James Faerron - Selected Reviews

Selected Reviews

“Hidden Parts” San Francisco Examiner – “Steindler and her designers make excellent use of the Thick's tall, narrow performance space. Faerron's striking set uses two rows of tall, late-summer-tasseled cornstalks to suggest vast fields, with a two-tiered, nightmarishly skewed farmhouse growing out of the opposite wall. The crazy-angled upper porch, with its antique rocker, is the aerie from which crude, menacing, hawk-eyed family patriarch Thomas Arn (John Robb) surveys his domain. The patio below - with its half-heartedly festive party decorations - is the realm of his nervous, absent-minded wife Cynthia (Nancy Madden).”

“Back of The Throat” San Francisco Chronicle – “James Faerron's grungy, low-rent, basement apartment set is a character- defining extension of the semi-bohemian, intellectually curious, impoverished would-be writer Khaled”

“Monkey Room” Talking Broadway – “James Faerron has devised a breathtaking meticulous lab room that is perfect in every detail.”

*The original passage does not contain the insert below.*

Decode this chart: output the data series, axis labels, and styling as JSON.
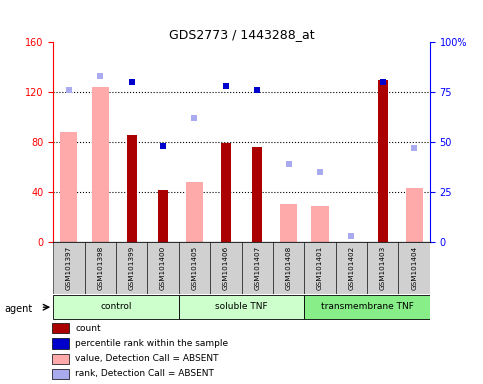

“Shaker Chair” Talking Broadway – “James Faerron has devised a strikingly pristine set with a plain beige wall with an entrance doorway and two significant chairs: a stern Shaker chair and a more comfortable chair.” San Francisco Chronicle - “Dolly wallows self-indulgently in her personal soap opera and a broad, decadently comfortable armchair - the only such luxury in James Faerron's strikingly pristine set, its spartan white walls and clean lines echoing the architecture of the former church that's become Shotgun's Ashby Stage.”

“Beirut / Kvetch” Miami News – “Scenic designer James Faerron turns the stage into a cavernous hovel by using a pastiche of hurricane shutters, graffiti, and wood. This intricate set finds itself transformed on alternating nights when an entirely different show, the two-act Kvetch, takes the stage. The new set, a black-and-white op-art representation of the inside of a neurotic brain (designed, again, by Faerron) proves to be the most imaginative aspect of this overwrought comedy...”

“Hellhound On My Trail” Berkeley Daily Planet – “James Faerron’s set is quite striking. Windows downstage left and right plunge upstage center with a highly exaggerated angle of perspective. In the first act, with the addition of well-used wooden furniture, it is a schoolish bureaucratic interrogation room. In the second act, a hotel coffee shop. In the third act, a no-frills Texas motel.”

“Psychos Never Dream” San Francisco Weekly – “James Faerron has built an ideal split-level set, with crisp town scenes on top and disordered farm scenes below...” San Francisco Chronicle – “...as James Faerron's inventively versatile set – beautifully used by Larson throughout – unfolds to reveal a stunningly shoddy ranch interior...”

“Five Flights” Curtain Up – “James Faerron's abstract set manages to accommodate it all, including some modest projections to announce the "scenes" and a locker room encounter that creates a mini-hockey match with an empty shampoo bottle retrieved from an off-stage shower.” San Francisco Chronicle – “Everything rises on an updraft with the script. James Faerron's set, exquisitely lit by David Szlasa, uses a few white benches and a French curve to say everything that's required.”

“Pancho and Lucy” San Francisco Chronicle – “James Faerron's set, creatively lit by Jim Cave, is a perfect low-rent bar, from its odd art and half-working beer signs to its Elvis-bedecked corner bandstand….” SF Guardian – “... sharply choreographed by codirector Erika Schuch on James Faerron's lovingly detailed, atmospheric set.”

“The Typographer’s Dream” San Francisco Chronicle – “The stage is stripped to its bare walls for Faerron's creatively spare set, the floor covered with a network of schematic architectural outlines that will set up a clever homage-lampoon riff on Lars von Trier's "Dogville."”

“Soul of a Whore” San Francisco Chronicle – “Masha's, John's and HT's lives continue to intertwine with Jenks' as the action moves from bus station to intensive care unit to death row, each location beautifully suggested by shifts of the concrete-like, structural frames of James Faerron's set and changes in Jim Cave's architectural lights and Drew Yerys' ambient sound effects.”

“June in a Box” San Francisco Chronicle – “Composer Beth Custer and accordionist Isabel Douglass strike up an engaging corrido, framed in an odd trapezoid window in the patchwork junkyard wall of James Faerron's striking set.”

“Stairway to Heaven” Oakland Tribune – “....she cooks elaborate meals in a dingy apartment (the wonderfully stained, crumbling set is by James Faerron) and dictates her eloquent, poetic memories to Mickey, a possible junkie, who scribbles it all into a notebook.”